16. Three more people were killed and two others were critically injured in a rocket attack on Saturday (October 7), the sixth day of sectarian clashes between the Sunnis and the Shias in the Orakzai agency of the Federally-Administered Tribal Areas (FATA). The Ahl-e-Tashai, a local Shia organisation, blamed local Taliban and foreign militants for the sectarian violence in the agency. “These are Taliban and Al Qaeda men who have pressured the Sunni leaders and the political administration to dishonour the agreement reached in 2000 between the Sunni and Shia leaders and the political administration regarding the maintenance and reconstruction of the shrine of Hazrat Mir Anwar Shah,” Syed Hamayun and Nazir Khan, members of the Ahl-e-Tashai, told reporters at the Peshawar Press Club on Saturday. The organisation demanded the NWFP Governor and the Federal Government bring the Taliban to justice. Syed Hamayun accused the Government and political administration of giving a free hand to the Taliban against the Shia. They urged the Government to give control of the shrine to the Shias and stop the local Taliban from conducting raids. They claimed that the shrine, which originally belonged to the Shia, was handed over to the Sunni community during British rule. Later, through an agreement between the two sects, the Shias were allowed to visit the shrine and ensure its maintenance, they said. The local Taliban in 2000 declared the agreement un-Islamic and warned the Shia community to stop coming to the shrine, they said. The rockets were fired in Layda, in Kalaya, early on Saturday. The death toll from the sectarian clashes soared to 27 on October 7 and the number of injured to over 48, including women and children. The authorities have declared an emergency in all hospitals of the town and schools in the area have closed. (Agency reports, 8-10-06)

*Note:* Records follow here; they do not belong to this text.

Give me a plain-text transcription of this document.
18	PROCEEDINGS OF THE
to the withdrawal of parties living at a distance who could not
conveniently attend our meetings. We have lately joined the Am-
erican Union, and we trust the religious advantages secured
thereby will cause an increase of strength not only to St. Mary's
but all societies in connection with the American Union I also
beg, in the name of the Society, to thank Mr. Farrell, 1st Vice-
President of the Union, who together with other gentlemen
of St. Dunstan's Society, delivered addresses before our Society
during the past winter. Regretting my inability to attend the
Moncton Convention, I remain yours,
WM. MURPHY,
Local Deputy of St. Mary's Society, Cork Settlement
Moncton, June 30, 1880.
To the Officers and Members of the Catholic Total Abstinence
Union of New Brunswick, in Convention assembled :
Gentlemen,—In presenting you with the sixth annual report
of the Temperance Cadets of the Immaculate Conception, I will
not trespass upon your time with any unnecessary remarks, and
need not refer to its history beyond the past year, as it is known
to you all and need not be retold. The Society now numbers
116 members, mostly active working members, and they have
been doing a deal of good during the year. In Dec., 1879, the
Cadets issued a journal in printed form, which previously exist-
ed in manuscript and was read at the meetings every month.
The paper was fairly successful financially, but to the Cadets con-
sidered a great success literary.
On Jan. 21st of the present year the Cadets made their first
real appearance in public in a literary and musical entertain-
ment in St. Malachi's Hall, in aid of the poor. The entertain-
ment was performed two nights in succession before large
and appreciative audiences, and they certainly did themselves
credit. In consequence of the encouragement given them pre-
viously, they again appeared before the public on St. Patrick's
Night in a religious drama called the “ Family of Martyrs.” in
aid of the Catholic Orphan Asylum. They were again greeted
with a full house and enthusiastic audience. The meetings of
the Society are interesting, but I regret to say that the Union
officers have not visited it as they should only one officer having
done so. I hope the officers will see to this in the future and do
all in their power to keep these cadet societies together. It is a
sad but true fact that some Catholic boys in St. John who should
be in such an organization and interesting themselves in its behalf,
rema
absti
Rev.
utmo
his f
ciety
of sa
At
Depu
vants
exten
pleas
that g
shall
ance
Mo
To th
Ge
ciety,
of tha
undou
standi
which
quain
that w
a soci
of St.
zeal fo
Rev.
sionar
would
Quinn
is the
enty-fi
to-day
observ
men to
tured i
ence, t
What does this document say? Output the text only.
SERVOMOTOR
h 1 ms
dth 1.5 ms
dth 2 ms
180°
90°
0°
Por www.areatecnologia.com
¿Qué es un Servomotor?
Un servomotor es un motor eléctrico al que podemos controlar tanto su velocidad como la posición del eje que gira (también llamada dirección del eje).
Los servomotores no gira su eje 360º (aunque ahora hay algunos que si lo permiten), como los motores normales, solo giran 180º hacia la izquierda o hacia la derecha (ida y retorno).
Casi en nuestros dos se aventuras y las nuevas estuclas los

17. Ahl-e-Tashai, a Shia organisation, said on October 20,2006, that Taliban insurgents from Afghanistan and Arab nationals were “involved” in the recent sectarian clashes between Shias and Sunnis over a disputed shrine in lower Orakzai Agency in the Federally-Administered Tribal Areas (FATA). Around 50 people were killed in violence before a ceasefire deal could be brokered between the two sides. “We (Shias) have proof that foreign Taliban and Arabs fighters joined the local Taliban against Shias in the dispute over the shrine of Mir Anwar Shah in Kalaya tehsil,” Syed Hamayun Shah and Rafique Hussain, members of Ahl-e- Tashai, told a press conference at the Peshawar Press Club. “We noticed Arab nationals and foreign Taliban at a nearby madrassa of Sunnis,” they said, and demanded that the Federal Government take action against foreign militants “who compelled the local Taliban to violate a peace accord between the two sects, and disrupted the agency’s peace”. “The ceasefire deal will not work if action is not taken against the foreign militants,” said the Shia leaders. “If the Government is serious about a permanent solution to sectarian violence in the agency, it will have to clear the area of foreign militants,” they added. They accused Sunni leader Aslam Farooqi of agitating the local Taliban against the Shias of the area. A jirga had given a month’s time for the dispute to be resolved, they said, warning that Shias would continue sacrificing their lives if the shrine was not handed over to them, and local Taliban were not stopped from attacking Shias. The shrine and an adjacent graveyard were part of Shia property during the British rule, but these became a part of Sunni property when the British divided assets of the two sects because of certain reasons, they added. They said that an agreement with Sunnis allowed Shias to visit the shrine and graves of their ancestors, but in 2000, foreign Taliban and militants “compelled the local Taliban to declare the agreement un-Islamic and bar Shias from entering the shrine”. A jirga brokered a ceasefire deal on October 9 between the two sides, after 50 people had been killed in clashes. ("Daily Times" of Lahore 21-10-06)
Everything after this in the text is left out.